So it's over to the very modern décor, all minimalist and white, of Massive Dynamic. No luck getting in to see William Bell, but Olivia and Charlie can talk to Nina Sharp, the executive director, who preemptively warns that she only has a couple of minutes.
Olivia explains that Steig may have used research from her company to develop a self-eradicating airborne virus. They don't know why or for whom, but it appears Steig was willing to sacrifice his own brother, since the virus got on board via the insulin pen. "So do you want to talk to me?" asks Olivia. Nina stares at Olivia for a few moments before asking her assistant to gather everything they have on Richard Steig.

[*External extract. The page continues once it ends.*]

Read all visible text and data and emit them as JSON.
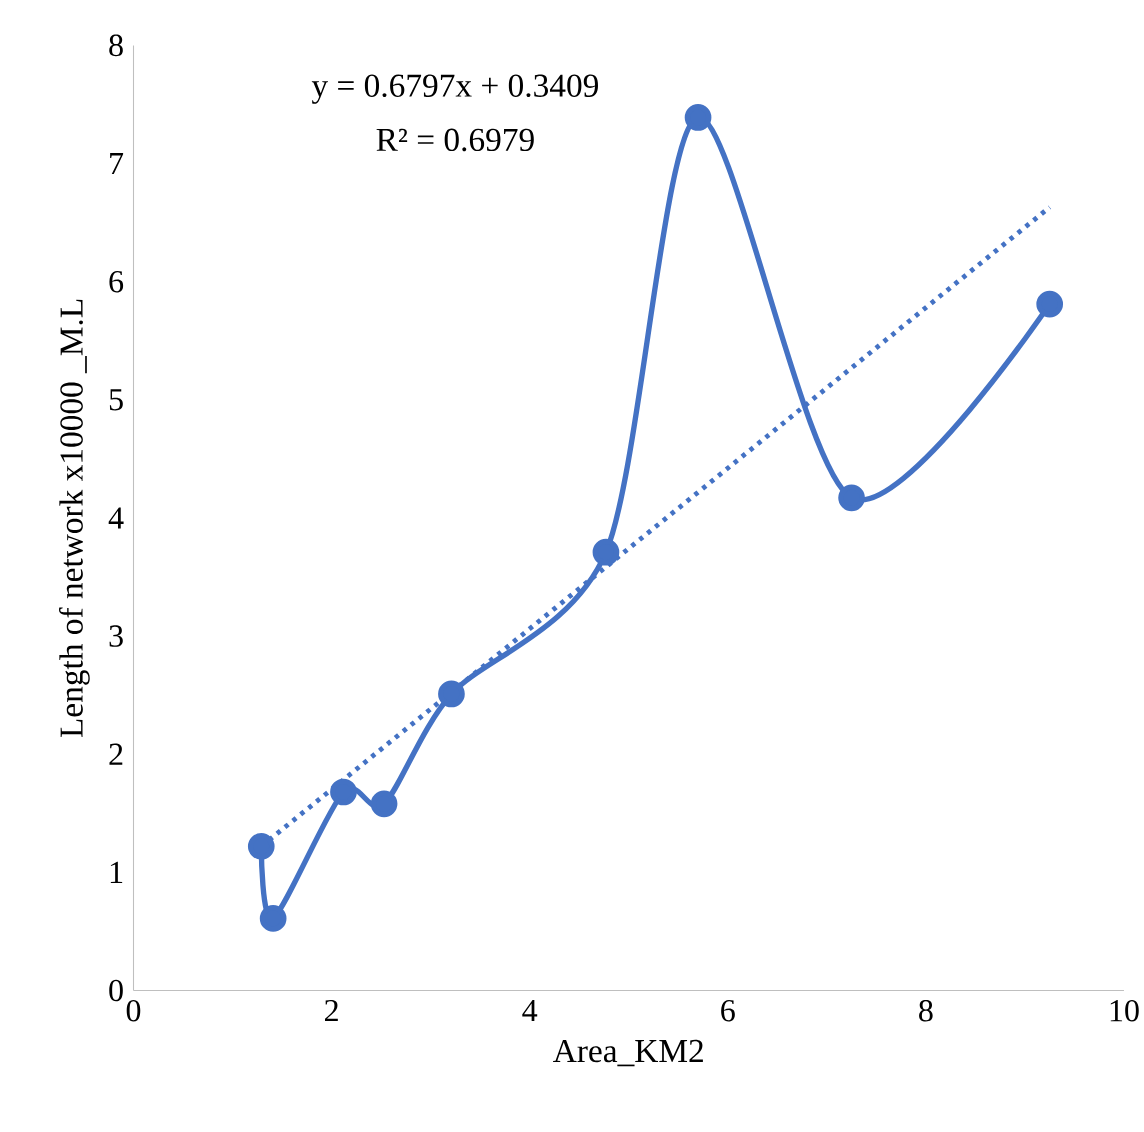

Danielle goes to do so, and Nina sits down at her desk, which is a glass table set into giant huge white cubes, the only furnishings in a room the size of a college gymnasium. Nina says she remembers Richard Steig, who was caught trying to leave the premises with classified material. He was fired and his name turned over to the justice department. She also threatens Olivia with legal action if she drags Massive Dynamic's name through the mud.
Olivia asks how long she's worked for Dr. Bell. "Sixteen years," says Nina, adding that Massive Dynamic saved her life, literally. She tells a story about formerly being a runner and then feeling tired, and was ordered by Bell to see a doctor. It turned out to be cancer, you see, and the scanner that found the cancer was made by Massive Dynamic, as were the laser tools and drugs used during her surgery, and her high-tech robot arm that she had attached after her arm was amputated was designed by Dr. Bell himself. Oh, I should have mentioned that as she was telling this story, Nina was peeling off the skin of her left arm the way you would a dishwashing glove. And now she looks like a cyborg, which are part human and part half-assedly animated robot arm.
Danielle returns with the Steig file. "Do you believe that Steig may be part of the pattern?" Nina asks Olivia, who has no idea what Nina means. "Oh, I'm sorry. I assumed you had clearance," says Nina. "I'm cleared to know whatever you are, Ms. Sharp," says Olivia, and Nina merely says, "Apparently not." Nina ought to be a little less cavalier about the security clearance that she's so proud of and not babble about this classified information to any old person, huh? Then she spouts off about science and technology advancing to the point where it's impossible to regulate them. "You should know what you're getting into, Agent Dunham," she says. "I would say this to my own daughter: be careful, and good luck." Whatever that's supposed to mean. I imagine I say "be careful" more to my own daughter than to any other person on earth.